Cioran está tan embelesado por el “viril” orden establecido por Hitler
en Alemania que no consigue saciarse, por lo que quiere una versión de éste
trasplantada en su país natal. En una carta a otro amigo, Petru Comarnescu
(diciembre de 1933), escribió: “Estoy de acuerdo con muchas de las cosas
que he visto aquí, y estoy convencido de que nuestra holgazanería natural
podría suprimirse, si no es que erradicarse, mediante un régimen dictato­
rial. En Rumania sólo el terror, la brutalidad y una angustia infinita todavía
podrían inducir algún cambio.
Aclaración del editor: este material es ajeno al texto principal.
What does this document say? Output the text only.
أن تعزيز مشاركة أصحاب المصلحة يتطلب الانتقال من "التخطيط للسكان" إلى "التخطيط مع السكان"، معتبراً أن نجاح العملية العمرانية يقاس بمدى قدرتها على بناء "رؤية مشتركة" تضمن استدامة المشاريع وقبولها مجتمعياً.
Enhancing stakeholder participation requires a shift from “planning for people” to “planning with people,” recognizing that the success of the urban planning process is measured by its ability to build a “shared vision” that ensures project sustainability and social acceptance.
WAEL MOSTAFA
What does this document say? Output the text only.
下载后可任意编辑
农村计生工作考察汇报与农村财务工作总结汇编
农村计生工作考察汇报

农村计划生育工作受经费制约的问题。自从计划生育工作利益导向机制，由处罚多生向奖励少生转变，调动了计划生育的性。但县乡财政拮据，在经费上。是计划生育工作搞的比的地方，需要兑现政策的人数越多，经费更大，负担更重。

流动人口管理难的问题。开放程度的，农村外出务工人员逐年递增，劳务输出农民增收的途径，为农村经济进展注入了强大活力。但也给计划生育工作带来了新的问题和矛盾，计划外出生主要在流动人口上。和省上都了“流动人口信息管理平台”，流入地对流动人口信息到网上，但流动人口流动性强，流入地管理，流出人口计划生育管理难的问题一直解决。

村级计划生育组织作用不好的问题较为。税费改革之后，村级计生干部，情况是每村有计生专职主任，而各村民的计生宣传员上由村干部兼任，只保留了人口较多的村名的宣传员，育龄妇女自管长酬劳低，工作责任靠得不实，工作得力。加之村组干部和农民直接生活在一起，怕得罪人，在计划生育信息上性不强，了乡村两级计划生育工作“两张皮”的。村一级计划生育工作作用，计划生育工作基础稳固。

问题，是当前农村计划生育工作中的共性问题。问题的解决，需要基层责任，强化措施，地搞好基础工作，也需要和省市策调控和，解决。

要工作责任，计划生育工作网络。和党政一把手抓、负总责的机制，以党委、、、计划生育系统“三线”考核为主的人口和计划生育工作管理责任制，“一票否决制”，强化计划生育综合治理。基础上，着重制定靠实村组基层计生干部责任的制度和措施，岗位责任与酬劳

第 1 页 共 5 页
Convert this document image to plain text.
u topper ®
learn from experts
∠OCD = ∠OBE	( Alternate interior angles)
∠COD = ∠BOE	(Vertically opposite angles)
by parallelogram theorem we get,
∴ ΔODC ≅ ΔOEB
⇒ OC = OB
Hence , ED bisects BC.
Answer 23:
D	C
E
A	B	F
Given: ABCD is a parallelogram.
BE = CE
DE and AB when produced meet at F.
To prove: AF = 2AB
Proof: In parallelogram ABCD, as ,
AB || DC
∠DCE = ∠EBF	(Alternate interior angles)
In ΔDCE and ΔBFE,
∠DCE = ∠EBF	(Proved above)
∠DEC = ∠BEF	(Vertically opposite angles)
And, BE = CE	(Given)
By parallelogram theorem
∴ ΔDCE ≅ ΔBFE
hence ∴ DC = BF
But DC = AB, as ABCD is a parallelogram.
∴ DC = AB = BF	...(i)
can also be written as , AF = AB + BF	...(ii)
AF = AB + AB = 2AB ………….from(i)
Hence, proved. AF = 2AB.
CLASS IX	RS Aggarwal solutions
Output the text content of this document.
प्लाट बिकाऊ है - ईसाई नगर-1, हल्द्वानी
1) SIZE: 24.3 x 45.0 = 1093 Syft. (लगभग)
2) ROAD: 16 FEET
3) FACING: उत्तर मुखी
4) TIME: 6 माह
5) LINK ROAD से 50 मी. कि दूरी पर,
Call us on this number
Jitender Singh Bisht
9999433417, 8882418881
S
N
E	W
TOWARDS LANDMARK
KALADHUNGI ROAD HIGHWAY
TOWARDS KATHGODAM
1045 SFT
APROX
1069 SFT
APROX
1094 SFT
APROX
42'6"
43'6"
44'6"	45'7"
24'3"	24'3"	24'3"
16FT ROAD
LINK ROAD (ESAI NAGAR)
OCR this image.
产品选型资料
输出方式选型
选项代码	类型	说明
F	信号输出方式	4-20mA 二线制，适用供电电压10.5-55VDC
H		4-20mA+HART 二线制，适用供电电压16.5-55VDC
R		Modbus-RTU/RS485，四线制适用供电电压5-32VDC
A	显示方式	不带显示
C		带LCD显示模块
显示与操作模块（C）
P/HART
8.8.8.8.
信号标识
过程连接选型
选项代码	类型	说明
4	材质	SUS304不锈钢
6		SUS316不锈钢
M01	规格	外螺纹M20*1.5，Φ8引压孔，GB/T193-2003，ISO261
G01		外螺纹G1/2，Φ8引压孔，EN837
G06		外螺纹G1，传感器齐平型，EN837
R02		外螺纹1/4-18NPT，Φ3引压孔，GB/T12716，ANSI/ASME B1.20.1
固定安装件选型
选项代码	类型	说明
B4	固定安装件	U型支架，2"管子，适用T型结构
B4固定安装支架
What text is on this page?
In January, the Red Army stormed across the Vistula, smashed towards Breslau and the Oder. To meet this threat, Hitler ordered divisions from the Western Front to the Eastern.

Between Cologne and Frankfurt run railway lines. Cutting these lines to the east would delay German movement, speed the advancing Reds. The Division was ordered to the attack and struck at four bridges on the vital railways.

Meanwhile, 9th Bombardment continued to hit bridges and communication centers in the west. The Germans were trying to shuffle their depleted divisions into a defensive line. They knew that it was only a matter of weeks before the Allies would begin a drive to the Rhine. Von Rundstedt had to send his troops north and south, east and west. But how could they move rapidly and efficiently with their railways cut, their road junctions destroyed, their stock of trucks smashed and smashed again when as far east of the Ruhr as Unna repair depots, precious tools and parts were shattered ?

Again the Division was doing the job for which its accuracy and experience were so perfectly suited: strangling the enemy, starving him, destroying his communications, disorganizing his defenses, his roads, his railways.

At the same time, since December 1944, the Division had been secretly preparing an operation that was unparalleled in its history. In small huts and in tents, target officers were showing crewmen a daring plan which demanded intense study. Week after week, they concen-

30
Todos los rumanos deberían ser arrestados
y hechos papilla, sólo después de una paliza de ese tipo podría un pueblo
frívolo hacer historia”.
En Cioran las cuestiones de interés público a menudo se mezclan con
asuntos de índole más privada. Inmediatamente después de esa detallada re­
ceta para ayudar a sus compatriotas a “hacer historia”, suelta una nota más
bien personal: “Es terrible ser rumano”, escribe. Como rumano, “nunca te
ganas la confianza de una mujer, y la gente seria te sonríe con desdén; cuan­
do ven que eres listo, piensan que eres un tramposo”. Esta confesión, por
indirecta que pueda ser, nos lleva sin rodeos al drama de la situación del
joven Cioran. Esto se revela en varias capas. En primer lugar, parece que en
su mente incuba la idea extraña de que no se le permite separar su valor per­
sonal de los méritos históricos de la comunidad nacional a la cual pertenece.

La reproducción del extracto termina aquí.